In Tom Wayman’s latest collection, Watching a Man Break a Dog’s Back, the long-time poet writes movingly of the natural world and confronts what he sees as “a surging lack of empathy” in today’s society. This concern is prescient and the book’s cover is haunting—a clash between police and protester, the sky hazy and obscured. Words for a dark time, indeed.
Poems like “Complications” and “The Rural as a Locus and Not a Margin” provide insight into Canada’s war-industrial complex and those who deny its existence, and Wayman gathers the crushing waste of war into prophetic utterance: “[n]o one would utter the word/ defeat when our army returned./ Lives had been lost, so victory had to be declared/ and was: we went to war, and after a decade/ of killing people in their own country/ withdrew.” I have read much analysis of Canada’s war in Afghanistan and found little better than what Wayman serves hot in two pithy, profound lines: “[w]hat wasn’t said/ is the memorial.”
At its best, Wayman’s collection carries a deep reverence for the wisdom of growing things and those who gather no capital but live and work with quiet dignity, with “[h]ands swollen and calloused with labour.” At times, however, certain poems lapse into truculence.
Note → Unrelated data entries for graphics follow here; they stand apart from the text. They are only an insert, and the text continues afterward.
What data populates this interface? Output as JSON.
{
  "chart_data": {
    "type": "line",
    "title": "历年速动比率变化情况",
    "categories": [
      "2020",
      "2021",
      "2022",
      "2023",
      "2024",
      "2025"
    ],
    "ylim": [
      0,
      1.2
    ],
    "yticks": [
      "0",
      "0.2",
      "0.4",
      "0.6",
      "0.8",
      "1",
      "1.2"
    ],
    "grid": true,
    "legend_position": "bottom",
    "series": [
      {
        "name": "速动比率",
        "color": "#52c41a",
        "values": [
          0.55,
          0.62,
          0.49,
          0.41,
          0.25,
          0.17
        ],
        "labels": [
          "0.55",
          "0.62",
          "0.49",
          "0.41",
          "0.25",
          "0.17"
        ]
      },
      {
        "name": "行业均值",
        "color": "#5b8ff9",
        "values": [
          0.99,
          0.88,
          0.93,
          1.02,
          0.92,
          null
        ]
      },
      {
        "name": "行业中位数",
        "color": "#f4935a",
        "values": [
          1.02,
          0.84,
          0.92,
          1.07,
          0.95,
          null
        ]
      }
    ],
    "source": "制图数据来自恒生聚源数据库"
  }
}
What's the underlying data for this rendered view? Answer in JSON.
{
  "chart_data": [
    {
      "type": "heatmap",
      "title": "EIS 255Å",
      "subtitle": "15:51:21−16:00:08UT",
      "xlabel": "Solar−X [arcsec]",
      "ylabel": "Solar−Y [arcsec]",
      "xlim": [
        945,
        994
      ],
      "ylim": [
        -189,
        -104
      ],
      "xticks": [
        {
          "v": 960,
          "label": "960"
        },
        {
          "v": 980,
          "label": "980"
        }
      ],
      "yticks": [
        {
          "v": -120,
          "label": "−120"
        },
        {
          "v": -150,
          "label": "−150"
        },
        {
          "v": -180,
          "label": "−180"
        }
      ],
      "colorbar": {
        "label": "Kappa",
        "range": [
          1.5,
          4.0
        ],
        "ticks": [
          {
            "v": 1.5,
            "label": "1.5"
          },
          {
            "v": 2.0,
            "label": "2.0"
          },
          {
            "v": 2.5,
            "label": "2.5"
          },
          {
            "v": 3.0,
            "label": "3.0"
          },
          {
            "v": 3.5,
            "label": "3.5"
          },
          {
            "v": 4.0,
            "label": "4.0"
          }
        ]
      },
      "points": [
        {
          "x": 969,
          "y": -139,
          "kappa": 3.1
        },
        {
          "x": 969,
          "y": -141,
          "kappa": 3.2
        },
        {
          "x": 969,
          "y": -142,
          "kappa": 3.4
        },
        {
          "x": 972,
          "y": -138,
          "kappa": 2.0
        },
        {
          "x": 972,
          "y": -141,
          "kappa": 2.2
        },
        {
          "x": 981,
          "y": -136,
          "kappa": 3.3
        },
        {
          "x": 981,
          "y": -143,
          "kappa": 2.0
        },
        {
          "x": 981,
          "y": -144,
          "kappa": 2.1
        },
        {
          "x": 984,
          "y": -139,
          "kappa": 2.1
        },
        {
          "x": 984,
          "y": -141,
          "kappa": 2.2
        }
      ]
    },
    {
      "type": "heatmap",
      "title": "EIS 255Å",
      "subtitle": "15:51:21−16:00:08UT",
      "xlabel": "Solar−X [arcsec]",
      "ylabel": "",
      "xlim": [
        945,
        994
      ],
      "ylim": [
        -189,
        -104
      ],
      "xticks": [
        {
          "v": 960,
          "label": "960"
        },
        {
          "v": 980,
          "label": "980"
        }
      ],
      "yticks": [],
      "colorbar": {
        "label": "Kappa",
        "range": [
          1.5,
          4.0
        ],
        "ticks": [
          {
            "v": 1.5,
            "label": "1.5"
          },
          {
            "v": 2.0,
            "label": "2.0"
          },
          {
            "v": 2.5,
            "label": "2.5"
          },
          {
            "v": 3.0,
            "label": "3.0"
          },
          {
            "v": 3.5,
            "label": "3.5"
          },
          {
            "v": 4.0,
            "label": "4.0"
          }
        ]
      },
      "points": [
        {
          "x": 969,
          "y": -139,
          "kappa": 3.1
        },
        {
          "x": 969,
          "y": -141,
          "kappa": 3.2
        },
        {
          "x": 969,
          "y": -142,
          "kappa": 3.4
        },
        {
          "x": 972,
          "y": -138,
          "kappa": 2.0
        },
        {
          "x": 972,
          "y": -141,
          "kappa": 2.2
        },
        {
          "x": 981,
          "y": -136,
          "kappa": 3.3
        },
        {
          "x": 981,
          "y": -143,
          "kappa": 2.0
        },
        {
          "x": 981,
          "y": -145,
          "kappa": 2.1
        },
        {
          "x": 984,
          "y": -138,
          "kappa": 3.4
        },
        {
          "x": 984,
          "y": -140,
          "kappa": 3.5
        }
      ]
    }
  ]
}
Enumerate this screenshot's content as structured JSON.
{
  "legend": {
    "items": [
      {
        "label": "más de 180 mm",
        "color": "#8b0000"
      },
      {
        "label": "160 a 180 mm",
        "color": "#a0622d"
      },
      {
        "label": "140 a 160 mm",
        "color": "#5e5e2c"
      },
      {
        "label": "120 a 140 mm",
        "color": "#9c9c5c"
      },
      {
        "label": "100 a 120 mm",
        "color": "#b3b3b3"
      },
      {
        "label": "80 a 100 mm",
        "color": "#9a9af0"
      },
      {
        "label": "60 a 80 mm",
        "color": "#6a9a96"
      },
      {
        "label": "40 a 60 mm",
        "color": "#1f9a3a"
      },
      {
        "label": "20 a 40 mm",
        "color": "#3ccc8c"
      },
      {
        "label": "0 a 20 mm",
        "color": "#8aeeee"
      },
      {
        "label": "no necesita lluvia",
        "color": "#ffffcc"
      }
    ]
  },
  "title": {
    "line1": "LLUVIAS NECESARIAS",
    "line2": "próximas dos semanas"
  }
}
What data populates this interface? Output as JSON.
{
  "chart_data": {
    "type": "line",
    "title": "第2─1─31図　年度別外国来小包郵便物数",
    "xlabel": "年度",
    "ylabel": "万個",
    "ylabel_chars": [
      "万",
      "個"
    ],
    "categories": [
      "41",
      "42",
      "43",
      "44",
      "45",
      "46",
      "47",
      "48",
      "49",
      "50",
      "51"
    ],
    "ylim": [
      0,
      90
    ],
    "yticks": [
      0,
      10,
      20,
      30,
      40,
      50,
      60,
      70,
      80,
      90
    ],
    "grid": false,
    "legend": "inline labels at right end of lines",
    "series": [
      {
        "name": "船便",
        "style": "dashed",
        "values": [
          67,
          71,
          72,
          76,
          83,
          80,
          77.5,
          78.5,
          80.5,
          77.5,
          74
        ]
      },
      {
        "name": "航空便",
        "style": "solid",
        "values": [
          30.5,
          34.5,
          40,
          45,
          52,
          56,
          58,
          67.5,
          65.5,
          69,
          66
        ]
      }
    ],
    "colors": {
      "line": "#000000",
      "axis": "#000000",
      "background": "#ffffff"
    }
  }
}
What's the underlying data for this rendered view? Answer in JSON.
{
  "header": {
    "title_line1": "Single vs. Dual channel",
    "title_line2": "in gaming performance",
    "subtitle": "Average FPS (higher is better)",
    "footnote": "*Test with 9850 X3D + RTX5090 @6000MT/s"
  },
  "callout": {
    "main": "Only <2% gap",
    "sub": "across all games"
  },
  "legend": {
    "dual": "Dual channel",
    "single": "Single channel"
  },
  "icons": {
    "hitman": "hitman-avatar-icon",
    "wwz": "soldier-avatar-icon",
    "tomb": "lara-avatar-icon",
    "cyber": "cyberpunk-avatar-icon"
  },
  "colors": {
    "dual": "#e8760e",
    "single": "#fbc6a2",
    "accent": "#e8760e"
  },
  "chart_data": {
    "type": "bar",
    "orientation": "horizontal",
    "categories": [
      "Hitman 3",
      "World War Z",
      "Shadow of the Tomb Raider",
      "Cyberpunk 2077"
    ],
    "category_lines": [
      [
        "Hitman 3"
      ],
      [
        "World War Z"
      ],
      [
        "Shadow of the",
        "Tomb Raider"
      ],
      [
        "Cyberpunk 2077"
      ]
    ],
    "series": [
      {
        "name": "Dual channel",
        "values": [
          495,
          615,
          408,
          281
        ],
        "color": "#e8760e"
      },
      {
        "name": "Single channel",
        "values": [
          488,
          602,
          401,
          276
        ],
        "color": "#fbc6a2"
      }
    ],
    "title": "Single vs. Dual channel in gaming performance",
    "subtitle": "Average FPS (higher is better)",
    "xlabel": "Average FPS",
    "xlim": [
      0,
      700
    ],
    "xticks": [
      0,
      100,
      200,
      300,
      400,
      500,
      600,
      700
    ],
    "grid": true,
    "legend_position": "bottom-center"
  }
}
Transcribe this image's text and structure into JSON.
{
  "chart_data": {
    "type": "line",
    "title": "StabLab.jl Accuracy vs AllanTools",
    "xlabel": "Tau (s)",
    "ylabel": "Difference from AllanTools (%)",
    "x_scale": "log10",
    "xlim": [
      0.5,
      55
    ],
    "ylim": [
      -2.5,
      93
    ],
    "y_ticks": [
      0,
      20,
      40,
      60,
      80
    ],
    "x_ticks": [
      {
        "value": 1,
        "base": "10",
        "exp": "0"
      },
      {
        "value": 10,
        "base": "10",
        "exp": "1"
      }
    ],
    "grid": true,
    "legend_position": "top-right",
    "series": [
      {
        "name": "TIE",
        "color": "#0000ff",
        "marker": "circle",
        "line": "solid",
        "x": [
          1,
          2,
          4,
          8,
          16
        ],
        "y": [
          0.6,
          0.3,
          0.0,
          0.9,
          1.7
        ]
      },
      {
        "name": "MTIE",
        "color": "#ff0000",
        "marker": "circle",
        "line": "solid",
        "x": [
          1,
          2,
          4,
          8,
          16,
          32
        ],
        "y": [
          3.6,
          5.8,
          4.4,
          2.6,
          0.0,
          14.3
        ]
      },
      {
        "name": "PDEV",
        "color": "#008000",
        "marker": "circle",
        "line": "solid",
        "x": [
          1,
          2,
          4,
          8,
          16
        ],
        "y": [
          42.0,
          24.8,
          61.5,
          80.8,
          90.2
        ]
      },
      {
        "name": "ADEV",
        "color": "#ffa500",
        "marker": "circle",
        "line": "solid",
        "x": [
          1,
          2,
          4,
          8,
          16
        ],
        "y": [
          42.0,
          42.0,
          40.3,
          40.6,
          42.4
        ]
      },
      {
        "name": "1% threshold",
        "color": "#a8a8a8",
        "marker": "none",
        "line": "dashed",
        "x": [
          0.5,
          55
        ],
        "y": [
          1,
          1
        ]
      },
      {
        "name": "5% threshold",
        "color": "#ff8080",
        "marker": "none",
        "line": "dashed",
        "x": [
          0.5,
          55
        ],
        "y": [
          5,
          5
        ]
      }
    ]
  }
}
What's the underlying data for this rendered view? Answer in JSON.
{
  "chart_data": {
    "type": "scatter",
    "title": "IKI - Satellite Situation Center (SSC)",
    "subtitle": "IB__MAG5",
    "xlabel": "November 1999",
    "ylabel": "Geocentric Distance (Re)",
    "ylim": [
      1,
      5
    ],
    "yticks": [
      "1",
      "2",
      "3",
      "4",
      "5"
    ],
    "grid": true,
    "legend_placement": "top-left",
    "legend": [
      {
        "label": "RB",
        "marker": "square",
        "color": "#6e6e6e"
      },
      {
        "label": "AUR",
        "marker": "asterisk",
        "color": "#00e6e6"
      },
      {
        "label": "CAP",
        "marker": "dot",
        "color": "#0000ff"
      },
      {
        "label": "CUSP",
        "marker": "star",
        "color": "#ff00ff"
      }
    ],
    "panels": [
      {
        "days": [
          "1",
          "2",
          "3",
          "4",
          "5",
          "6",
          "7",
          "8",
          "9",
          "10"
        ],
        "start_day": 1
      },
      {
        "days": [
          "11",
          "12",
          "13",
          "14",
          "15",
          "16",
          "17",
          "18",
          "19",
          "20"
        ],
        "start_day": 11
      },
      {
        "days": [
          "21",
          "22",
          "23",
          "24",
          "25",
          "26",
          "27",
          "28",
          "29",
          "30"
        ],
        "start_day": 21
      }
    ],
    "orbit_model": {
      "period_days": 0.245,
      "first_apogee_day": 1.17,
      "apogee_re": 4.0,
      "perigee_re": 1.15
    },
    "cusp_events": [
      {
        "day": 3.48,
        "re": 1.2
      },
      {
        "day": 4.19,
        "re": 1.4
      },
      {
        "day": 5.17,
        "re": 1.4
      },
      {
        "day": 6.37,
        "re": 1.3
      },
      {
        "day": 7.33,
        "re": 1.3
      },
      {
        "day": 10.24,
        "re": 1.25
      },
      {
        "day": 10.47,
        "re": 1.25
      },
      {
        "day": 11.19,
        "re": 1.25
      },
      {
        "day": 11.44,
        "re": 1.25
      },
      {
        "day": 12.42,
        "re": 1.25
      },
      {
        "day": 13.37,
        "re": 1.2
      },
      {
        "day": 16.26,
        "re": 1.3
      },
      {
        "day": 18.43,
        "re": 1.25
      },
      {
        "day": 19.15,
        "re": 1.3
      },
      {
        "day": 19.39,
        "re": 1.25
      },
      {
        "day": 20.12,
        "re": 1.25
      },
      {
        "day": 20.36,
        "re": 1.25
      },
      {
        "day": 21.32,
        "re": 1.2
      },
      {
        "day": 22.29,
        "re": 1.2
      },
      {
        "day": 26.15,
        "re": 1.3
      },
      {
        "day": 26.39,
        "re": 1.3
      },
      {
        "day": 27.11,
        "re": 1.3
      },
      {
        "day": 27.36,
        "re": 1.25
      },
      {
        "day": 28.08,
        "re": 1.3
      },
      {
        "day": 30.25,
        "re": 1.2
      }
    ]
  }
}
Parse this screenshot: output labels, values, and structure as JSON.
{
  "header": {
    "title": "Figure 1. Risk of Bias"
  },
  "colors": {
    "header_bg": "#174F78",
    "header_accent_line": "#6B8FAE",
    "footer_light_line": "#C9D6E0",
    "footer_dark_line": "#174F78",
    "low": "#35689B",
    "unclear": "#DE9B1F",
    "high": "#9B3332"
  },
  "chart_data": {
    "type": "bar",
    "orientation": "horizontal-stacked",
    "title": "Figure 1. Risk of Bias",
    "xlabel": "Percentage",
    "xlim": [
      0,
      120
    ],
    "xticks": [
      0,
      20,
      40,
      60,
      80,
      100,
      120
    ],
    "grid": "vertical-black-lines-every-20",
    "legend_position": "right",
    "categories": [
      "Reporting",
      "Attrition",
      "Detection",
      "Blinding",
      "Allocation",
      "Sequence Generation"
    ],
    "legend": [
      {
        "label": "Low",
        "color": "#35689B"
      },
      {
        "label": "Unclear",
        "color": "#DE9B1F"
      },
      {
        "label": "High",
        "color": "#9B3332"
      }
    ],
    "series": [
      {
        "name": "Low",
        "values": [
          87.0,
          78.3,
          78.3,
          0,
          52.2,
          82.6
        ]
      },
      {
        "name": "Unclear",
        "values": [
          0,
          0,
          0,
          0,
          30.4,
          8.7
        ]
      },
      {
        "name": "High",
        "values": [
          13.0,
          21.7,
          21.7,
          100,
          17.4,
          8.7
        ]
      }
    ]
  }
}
In one, a poet shouts down an “Aboriginal dancer” for a supposed “rambling attempt at white-shaming.” I have no use for the term “white-shaming,” but I have experienced white fragility—my own and that of others. What did the dancer actually say? Wayman writes that the “[c]herry-picking of historical tragedies and attempts to shame this or that segment of the country’s inhabitants are among the arsenal of approaches aimed at separating Canadians from each other.” Surely truth-telling and the naming of specific historical tragedies are essential to poetry and communal well-being, whether that is Billy-Ray Belcourt writing about a suicide pandemic or Carolyn Forché writing about war crimes—or indeed in this collection when Wayman addresses latent militarism and predatory economics in such fine poems as “O Calgary” and “Wild Swans.”
Theories of social change reside here alongside a lifetime of labour, care, astute observation and the changing of seasons. There is exhaustion too. In “Fifty Years of Stacking Chairs,” Wayman writes, “I imagined a young person would appear/ decades later, take the chair out of my hand:/ [‘]Here let me. You’ve done enough.[’] ” The speaker notes that “people assemble as ever, but with fewer twenty-year-olds/ each year, though the reasons/ to set out chairs are the same: permanent war,/ social injuries committed/ or threatened, a chance to listen.” Wayman has wisdom to offer, certainly—this collection contains as much. But sometimes perhaps he misses that very chance to listen.
—Benjamin Hertwig is the author of Slow War (MQUP, 2017).